How to ensure that artificial intelligence is used in a safe and controlled manner has become an important proposition in computer science and industry. While improving the quality of data, AI large language modeling companies need to fully consider the ethical and even legal implications of AI tools.
On July 21, a total of seven top AI research and development companies, Microsoft, OpenAI, Google, Meta, Amazon, Anthropic, and Inflection AI, gathered at the U.S. White House to release a voluntary commitment to AI to ensure that their products are safe and transparent. In response to cybersecurity concerns, the seven companies pledged to conduct internal and external security testing of AI systems, as well as share information on AI risk management with the entire industry, government, civil society and academia.
Managing potential AI security issues starts with identifying "Made in AI". The seven companies will develop technological mechanisms, such as "watermarking systems," to clarify which text, images, or other content is the product of AIGC, making it easier for audiences to recognize in-depth forgeries and disinformation.
Protective technology to prevent AI "taboo" has also begun to appear. In early May this year, NVIDIA with a new tool package "guardrail technology", so that the mouth of the big model has a "gatekeeper", can avoid answering those questions raised by human beings touching the bottom line of morality and law.
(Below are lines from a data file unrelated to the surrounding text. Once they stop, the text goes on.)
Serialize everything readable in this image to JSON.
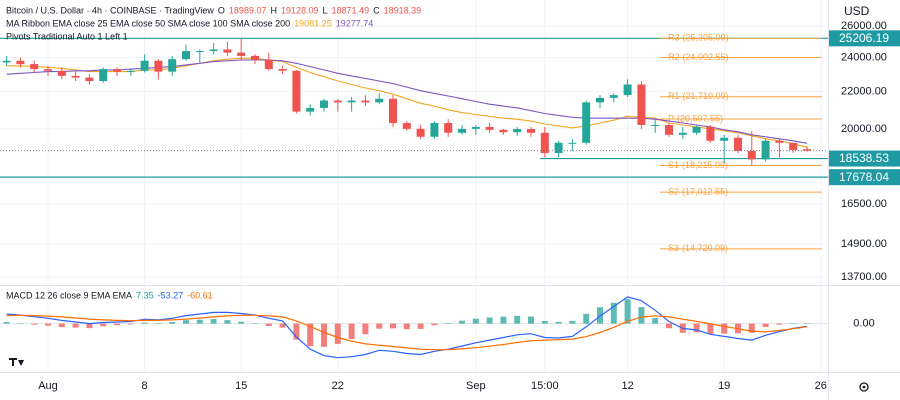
{
  "chart_data": [
    {
      "type": "candlestick",
      "title": "Bitcoin / U.S. Dollar · 4h · COINBASE · TradingView",
      "ohlc_legend": [
        {
          "key": "O",
          "value": 18989.07
        },
        {
          "key": "H",
          "value": 19128.09
        },
        {
          "key": "L",
          "value": 18871.49
        },
        {
          "key": "C",
          "value": 18918.39
        }
      ],
      "currency": "USD",
      "log_scale": true,
      "grid": true,
      "ylim": [
        13420,
        27800
      ],
      "yticks": [
        {
          "value": 26000,
          "label": "26000.00"
        },
        {
          "value": 24000,
          "label": "24000.00"
        },
        {
          "value": 22000,
          "label": "22000.00"
        },
        {
          "value": 20000,
          "label": "20000.00"
        },
        {
          "value": 16500,
          "label": "16500.00"
        },
        {
          "value": 14900,
          "label": "14900.00"
        },
        {
          "value": 13700,
          "label": "13700.00"
        }
      ],
      "categories": [
        null,
        null,
        null,
        "Aug",
        null,
        null,
        null,
        null,
        null,
        null,
        "8",
        null,
        null,
        null,
        null,
        null,
        null,
        "15",
        null,
        null,
        null,
        null,
        null,
        null,
        "22",
        null,
        null,
        null,
        null,
        null,
        null,
        null,
        null,
        null,
        "Sep",
        null,
        null,
        null,
        null,
        "15:00",
        null,
        null,
        null,
        null,
        null,
        "12",
        null,
        null,
        null,
        null,
        null,
        null,
        "19",
        null,
        null,
        null,
        null,
        null,
        null,
        "26"
      ],
      "up_color": "#26a69a",
      "down_color": "#ef5350",
      "open": [
        23700,
        23800,
        23600,
        23300,
        23200,
        22900,
        22800,
        22600,
        23300,
        23150,
        23200,
        23800,
        23150,
        23900,
        24400,
        24400,
        24500,
        24300,
        24100,
        23850,
        23300,
        23200,
        20900,
        21100,
        21500,
        21400,
        21500,
        21400,
        21600,
        20300,
        20000,
        19600,
        20300,
        19800,
        20000,
        20100,
        19950,
        19830,
        19990,
        19800,
        18800,
        19300,
        19300,
        21400,
        21650,
        21800,
        22400,
        20200,
        20200,
        19700,
        19800,
        20100,
        19400,
        19550,
        18900,
        18500,
        19400,
        19300,
        18989.07,
        null
      ],
      "high": [
        24100,
        24000,
        23800,
        23500,
        23400,
        23200,
        23000,
        23400,
        23400,
        23300,
        24200,
        23900,
        24100,
        24800,
        24500,
        24900,
        25000,
        25200,
        24200,
        24300,
        23500,
        23250,
        21300,
        21600,
        21600,
        21700,
        21800,
        21900,
        21800,
        20400,
        20200,
        20400,
        20500,
        20200,
        20200,
        20300,
        20000,
        20100,
        20100,
        20100,
        19400,
        19500,
        21500,
        21800,
        21900,
        22700,
        22600,
        20500,
        20300,
        20100,
        20200,
        20200,
        19700,
        19700,
        19900,
        19500,
        19500,
        19300,
        19128.09,
        null
      ],
      "low": [
        23500,
        23400,
        23100,
        22900,
        22700,
        22600,
        22400,
        22500,
        22900,
        22900,
        23100,
        22700,
        22900,
        23800,
        23700,
        24200,
        24100,
        23800,
        23600,
        23200,
        23000,
        20800,
        20700,
        20900,
        20900,
        20900,
        21200,
        21300,
        20100,
        19900,
        19500,
        19500,
        19600,
        19700,
        19700,
        19800,
        19700,
        19650,
        19600,
        18600,
        18600,
        18900,
        19200,
        21100,
        21400,
        21700,
        20000,
        19800,
        19600,
        19500,
        19700,
        19300,
        18300,
        18800,
        18200,
        18400,
        18600,
        18800,
        18871.49,
        null
      ],
      "close": [
        23800,
        23600,
        23300,
        23200,
        22900,
        22800,
        22600,
        23300,
        23150,
        23200,
        23800,
        23150,
        23900,
        24400,
        24400,
        24500,
        24300,
        24100,
        23850,
        23300,
        23200,
        20900,
        21100,
        21500,
        21400,
        21500,
        21400,
        21600,
        20300,
        20000,
        19600,
        20300,
        19800,
        20000,
        20100,
        19950,
        19830,
        19990,
        19800,
        18800,
        19300,
        19300,
        21400,
        21650,
        21800,
        22400,
        20200,
        20200,
        19700,
        19800,
        20100,
        19400,
        19550,
        18900,
        18500,
        19400,
        19300,
        18950,
        18918.39,
        null
      ],
      "ma_ribbon": {
        "label": "MA Ribbon EMA close 25 EMA close 50 SMA close 100 SMA close 200",
        "legend_values": [
          19081.25,
          19277.74
        ],
        "series": [
          {
            "color": "#f5a623",
            "values": [
              23500,
              23500,
              23450,
              23400,
              23350,
              23250,
              23150,
              23150,
              23150,
              23150,
              23250,
              23250,
              23350,
              23500,
              23650,
              23800,
              23900,
              23950,
              23950,
              23850,
              23750,
              23400,
              23100,
              22850,
              22600,
              22400,
              22200,
              22050,
              21850,
              21600,
              21350,
              21200,
              21000,
              20850,
              20750,
              20650,
              20550,
              20500,
              20400,
              20250,
              20150,
              20050,
              20150,
              20300,
              20450,
              20650,
              20600,
              20550,
              20300,
              20200,
              20100,
              20000,
              19900,
              19800,
              19650,
              19500,
              19400,
              19250,
              19081.25,
              null
            ]
          },
          {
            "color": "#7e57c2",
            "values": [
              23000,
              23050,
              23100,
              23150,
              23150,
              23200,
              23200,
              23250,
              23250,
              23300,
              23350,
              23400,
              23450,
              23550,
              23650,
              23750,
              23800,
              23850,
              23850,
              23850,
              23800,
              23650,
              23450,
              23250,
              23050,
              22900,
              22750,
              22600,
              22450,
              22250,
              22050,
              21900,
              21750,
              21600,
              21450,
              21300,
              21200,
              21100,
              20950,
              20800,
              20700,
              20600,
              20550,
              20550,
              20550,
              20550,
              20550,
              20500,
              20400,
              20300,
              20200,
              20100,
              19950,
              19850,
              19700,
              19600,
              19500,
              19400,
              19277.74,
              null
            ]
          }
        ]
      },
      "levels": [
        25206.19,
        18538.53,
        17678.04
      ],
      "level_color": "#1f9aa3",
      "pivots": {
        "label": "Pivots Traditional Auto 1 Left 1",
        "color": "#f7a440",
        "levels": [
          {
            "name": "R3",
            "value": 25205.09,
            "label": "(25,205.09)"
          },
          {
            "name": "R2",
            "value": 24002.55,
            "label": "(24,002.55)"
          },
          {
            "name": "R1",
            "value": 21710.09,
            "label": "(21,710.09)"
          },
          {
            "name": "P",
            "value": 20507.55,
            "label": "(20,507.55)"
          },
          {
            "name": "S1",
            "value": 18215.09,
            "label": "(18,215.09)"
          },
          {
            "name": "S2",
            "value": 17012.55,
            "label": "(17,012.55)"
          },
          {
            "name": "S3",
            "value": 14720.09,
            "label": "(14,720.09)"
          }
        ]
      }
    },
    {
      "type": "macd",
      "label": "MACD 12 26 close 9 EMA EMA",
      "legend_values": [
        7.35,
        -53.27,
        -60.61
      ],
      "ylim": [
        -870,
        630
      ],
      "yticks": [
        {
          "value": 0,
          "label": "0.00"
        }
      ],
      "histogram": {
        "up_color": "#26a69a",
        "down_color": "#ef5350",
        "values": [
          30,
          5,
          -20,
          -40,
          -65,
          -75,
          -85,
          -50,
          -30,
          -15,
          20,
          8,
          30,
          65,
          75,
          85,
          65,
          35,
          5,
          -45,
          -75,
          -300,
          -425,
          -435,
          -380,
          -290,
          -200,
          -95,
          -90,
          -105,
          -100,
          -30,
          8,
          55,
          92,
          114,
          131,
          145,
          132,
          50,
          32,
          50,
          184,
          307,
          390,
          456,
          309,
          103,
          -86,
          -173,
          -162,
          -194,
          -187,
          -182,
          -170,
          -64,
          -20,
          5,
          7.35,
          null
        ]
      },
      "macd": {
        "color": "#2962ff",
        "values": [
          180,
          160,
          130,
          100,
          60,
          30,
          0,
          20,
          30,
          40,
          80,
          70,
          100,
          150,
          180,
          210,
          210,
          190,
          160,
          100,
          50,
          -250,
          -480,
          -600,
          -640,
          -620,
          -580,
          -500,
          -520,
          -560,
          -580,
          -520,
          -480,
          -420,
          -360,
          -310,
          -260,
          -210,
          -190,
          -260,
          -270,
          -240,
          -60,
          140,
          320,
          500,
          430,
          250,
          40,
          -90,
          -120,
          -200,
          -240,
          -280,
          -310,
          -220,
          -150,
          -90,
          -53.27,
          null
        ]
      },
      "signal": {
        "color": "#ff6d00",
        "values": [
          150,
          155,
          150,
          140,
          125,
          105,
          85,
          70,
          60,
          55,
          60,
          62,
          70,
          85,
          105,
          125,
          145,
          155,
          155,
          145,
          125,
          50,
          -55,
          -165,
          -260,
          -330,
          -380,
          -405,
          -430,
          -455,
          -480,
          -490,
          -488,
          -475,
          -452,
          -424,
          -391,
          -355,
          -322,
          -310,
          -302,
          -290,
          -244,
          -167,
          -70,
          44,
          121,
          147,
          126,
          83,
          42,
          -6,
          -53,
          -98,
          -140,
          -156,
          -130,
          -95,
          -60.61,
          null
        ]
      }
    }
  ]
}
This is equivalent to installing a security filter for the big model, controlling the output of the big model while also helping to filter the input content. The guardrail technology also blocks "malicious input" from the outside world, protecting the big model from attacks.
"When you stare into the abyss, the abyss is also staring into you", just like the two sides of a coin, AI's black and white are also accompanied by each other, while AI is advancing, the government, enterprises and research teams are also accelerating the construction of AI security defenses.